Elevated lead (Pb) body burden still impacts almost 9% of U.S. children and >40% of children in some underdeveloped countries. Its association with cognitive deficits in children and in elderly men and women, and with delinquency and aggression, makes it a more pervasive public health problem than has generally been appreciated. Our neurochemical and behavioral studies over the past funding period show that chronic postweaning Pb appears to target the mesolimbic dopamine (DA) system, based on effects observed in its terminal projection region, the nucleus accumbens (NAC). NAC, however, is considered a limbic-motor interface, integrating information via glutamatergic projections from hippocampus and prefrontal cortex, two regions well known to mediate cognitive function. At the same time, Pb also produces a widespread inhibition of glutamatergic NMDA receptors. NMDA inhibition has been shown in prefrontal cortex and NAC to enhance activation of non-NMDA AMPA/kainate excitatory amino acid receptors. The proposed studies therefore test the hypothesis that Pb-induced behavioral impairments and neurochemical changes in mesolimbic systems actually derive from preferential AMP/kainate receptor activation of the glutamatergic projections from hippocampus and prefrontal cortex, to NAC. This hypothesis predicts that hippocampal and prefrontal glutamatergic projections to NAC should be critical in mediating behaviors known to be altered by Pb.
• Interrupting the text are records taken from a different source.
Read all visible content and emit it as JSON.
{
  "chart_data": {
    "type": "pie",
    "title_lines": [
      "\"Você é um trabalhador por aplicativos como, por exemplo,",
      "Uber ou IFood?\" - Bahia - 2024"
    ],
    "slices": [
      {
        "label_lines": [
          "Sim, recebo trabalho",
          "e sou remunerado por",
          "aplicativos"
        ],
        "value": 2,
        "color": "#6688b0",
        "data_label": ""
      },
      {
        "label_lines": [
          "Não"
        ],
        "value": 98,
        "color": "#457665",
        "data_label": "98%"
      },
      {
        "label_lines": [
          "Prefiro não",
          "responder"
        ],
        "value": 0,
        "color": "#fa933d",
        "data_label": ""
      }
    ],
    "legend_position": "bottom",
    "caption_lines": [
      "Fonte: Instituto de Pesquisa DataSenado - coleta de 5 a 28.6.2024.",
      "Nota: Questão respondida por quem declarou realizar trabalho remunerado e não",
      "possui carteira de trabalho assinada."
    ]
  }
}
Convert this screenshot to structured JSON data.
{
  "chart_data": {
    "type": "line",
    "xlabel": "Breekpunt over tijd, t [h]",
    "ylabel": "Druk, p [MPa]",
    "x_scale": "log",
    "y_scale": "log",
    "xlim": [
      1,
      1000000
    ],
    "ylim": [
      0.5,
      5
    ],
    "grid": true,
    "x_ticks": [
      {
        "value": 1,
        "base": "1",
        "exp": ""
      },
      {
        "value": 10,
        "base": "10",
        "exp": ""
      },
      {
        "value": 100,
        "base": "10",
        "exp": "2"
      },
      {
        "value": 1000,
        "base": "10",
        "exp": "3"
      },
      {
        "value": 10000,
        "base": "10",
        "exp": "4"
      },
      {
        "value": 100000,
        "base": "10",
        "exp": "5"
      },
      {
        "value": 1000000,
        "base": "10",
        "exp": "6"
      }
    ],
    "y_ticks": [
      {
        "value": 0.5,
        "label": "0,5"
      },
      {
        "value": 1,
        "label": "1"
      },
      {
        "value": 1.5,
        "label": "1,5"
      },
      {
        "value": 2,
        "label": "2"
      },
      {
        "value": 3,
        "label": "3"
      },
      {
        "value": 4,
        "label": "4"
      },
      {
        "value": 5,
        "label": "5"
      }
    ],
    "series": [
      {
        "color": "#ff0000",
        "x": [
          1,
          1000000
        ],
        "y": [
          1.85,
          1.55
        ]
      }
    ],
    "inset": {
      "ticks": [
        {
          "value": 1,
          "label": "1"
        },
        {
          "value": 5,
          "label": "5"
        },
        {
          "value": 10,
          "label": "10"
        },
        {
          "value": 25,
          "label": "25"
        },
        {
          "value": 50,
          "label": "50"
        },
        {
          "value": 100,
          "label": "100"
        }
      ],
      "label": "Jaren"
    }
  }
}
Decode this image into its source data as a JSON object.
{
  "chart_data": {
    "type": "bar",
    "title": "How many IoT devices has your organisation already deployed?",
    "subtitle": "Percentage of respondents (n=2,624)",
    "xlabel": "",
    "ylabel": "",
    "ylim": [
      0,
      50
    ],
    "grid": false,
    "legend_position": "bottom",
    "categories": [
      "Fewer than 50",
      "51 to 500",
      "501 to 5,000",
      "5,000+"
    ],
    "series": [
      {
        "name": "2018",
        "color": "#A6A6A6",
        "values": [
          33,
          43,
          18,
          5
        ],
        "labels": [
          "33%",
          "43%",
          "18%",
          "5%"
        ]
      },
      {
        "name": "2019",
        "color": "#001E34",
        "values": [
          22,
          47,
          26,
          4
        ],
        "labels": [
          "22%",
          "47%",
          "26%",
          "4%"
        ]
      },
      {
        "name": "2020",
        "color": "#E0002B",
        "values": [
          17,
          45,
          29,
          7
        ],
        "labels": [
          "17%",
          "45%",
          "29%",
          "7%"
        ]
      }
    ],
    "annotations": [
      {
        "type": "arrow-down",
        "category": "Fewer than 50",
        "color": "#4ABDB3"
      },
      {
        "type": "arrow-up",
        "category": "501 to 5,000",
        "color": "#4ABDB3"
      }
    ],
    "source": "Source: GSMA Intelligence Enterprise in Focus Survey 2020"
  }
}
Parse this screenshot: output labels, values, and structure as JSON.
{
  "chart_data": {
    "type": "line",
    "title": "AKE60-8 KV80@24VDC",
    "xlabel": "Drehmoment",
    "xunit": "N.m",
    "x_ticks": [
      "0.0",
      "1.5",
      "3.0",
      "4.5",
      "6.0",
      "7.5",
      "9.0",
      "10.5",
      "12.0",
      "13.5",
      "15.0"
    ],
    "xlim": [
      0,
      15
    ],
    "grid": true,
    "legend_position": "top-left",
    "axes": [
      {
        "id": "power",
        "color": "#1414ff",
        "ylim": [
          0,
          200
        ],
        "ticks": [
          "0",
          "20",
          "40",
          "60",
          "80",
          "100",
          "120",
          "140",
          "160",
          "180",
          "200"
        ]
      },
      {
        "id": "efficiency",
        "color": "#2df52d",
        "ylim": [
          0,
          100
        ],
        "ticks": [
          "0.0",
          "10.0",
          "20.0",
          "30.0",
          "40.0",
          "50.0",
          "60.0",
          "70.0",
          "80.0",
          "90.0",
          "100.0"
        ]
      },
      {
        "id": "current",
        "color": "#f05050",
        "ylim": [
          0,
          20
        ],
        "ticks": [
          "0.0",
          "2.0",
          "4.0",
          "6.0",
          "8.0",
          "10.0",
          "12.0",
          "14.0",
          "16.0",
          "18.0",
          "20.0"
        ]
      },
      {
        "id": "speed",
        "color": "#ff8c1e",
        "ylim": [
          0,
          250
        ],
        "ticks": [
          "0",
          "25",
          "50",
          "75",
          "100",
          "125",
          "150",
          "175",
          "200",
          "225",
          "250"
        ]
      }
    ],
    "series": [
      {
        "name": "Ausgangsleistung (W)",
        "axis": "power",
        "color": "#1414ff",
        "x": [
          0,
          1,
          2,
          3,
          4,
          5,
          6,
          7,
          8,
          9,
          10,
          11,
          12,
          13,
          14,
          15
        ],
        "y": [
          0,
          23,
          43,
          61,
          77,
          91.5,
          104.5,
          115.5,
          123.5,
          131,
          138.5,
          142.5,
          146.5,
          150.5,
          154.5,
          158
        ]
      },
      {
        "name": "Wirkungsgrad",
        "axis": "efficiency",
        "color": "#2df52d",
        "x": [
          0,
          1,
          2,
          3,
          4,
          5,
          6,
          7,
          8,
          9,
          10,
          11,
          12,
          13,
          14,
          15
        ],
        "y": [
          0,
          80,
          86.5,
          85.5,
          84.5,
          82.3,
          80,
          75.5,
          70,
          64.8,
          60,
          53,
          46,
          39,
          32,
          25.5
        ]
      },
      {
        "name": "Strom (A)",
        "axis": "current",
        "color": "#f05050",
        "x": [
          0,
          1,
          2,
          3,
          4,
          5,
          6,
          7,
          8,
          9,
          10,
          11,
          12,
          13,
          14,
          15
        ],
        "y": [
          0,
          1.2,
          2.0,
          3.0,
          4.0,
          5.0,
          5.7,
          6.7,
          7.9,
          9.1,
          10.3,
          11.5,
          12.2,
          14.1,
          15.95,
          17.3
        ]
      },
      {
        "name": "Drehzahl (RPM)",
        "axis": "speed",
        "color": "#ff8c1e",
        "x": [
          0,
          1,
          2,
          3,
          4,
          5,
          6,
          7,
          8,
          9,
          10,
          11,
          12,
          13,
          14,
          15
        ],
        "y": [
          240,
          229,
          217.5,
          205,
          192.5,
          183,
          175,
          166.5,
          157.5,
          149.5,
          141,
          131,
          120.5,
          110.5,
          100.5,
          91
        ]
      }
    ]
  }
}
Specific Aims 1 and 2 will thus determine whether disconnection of these projections also disrupts these behaviors, and whether preferential AMPAergic activation of these projections can mimic the behavioral toxicity of Pb in normal rats, using two behavioral baselines reliably altered by Pb: fixed interval performance and a repeated learning paradigm.
Specific Aim 3 tests the associated prediction that AMPA antagonists in these projection regions should reverse these Pb-induced behavioral impairments.
Specific Aim 4 seeks to determine whether preferential AMPAergic activation of these projections reproduces in normal rats the increases in evoked DA overflow in NAC associated with Pb, and if AMPA antagonists can reverse these increases in Pb-treated rats. To determine the extent to which these mechanisms generalize to human Pb exposure and whether they may be exacerbated by exposures earlier in development, Specific Aims 2 and 4 compare effects of preweaning, postweaning and continuous Pb exposures. These experiments will significantly advance our understanding of the control of complex operant cognitive behaviors by hippocampal and prefrontal projection circuits and the mechanisms by which Pb disrupts them. They will further define the comparative roles of NMDA and AMPA/kainate receptors in these projections and their interactions with DA systems, allowing rational behavioral and therapeutic approaches to mesolimbic system dysfunctions.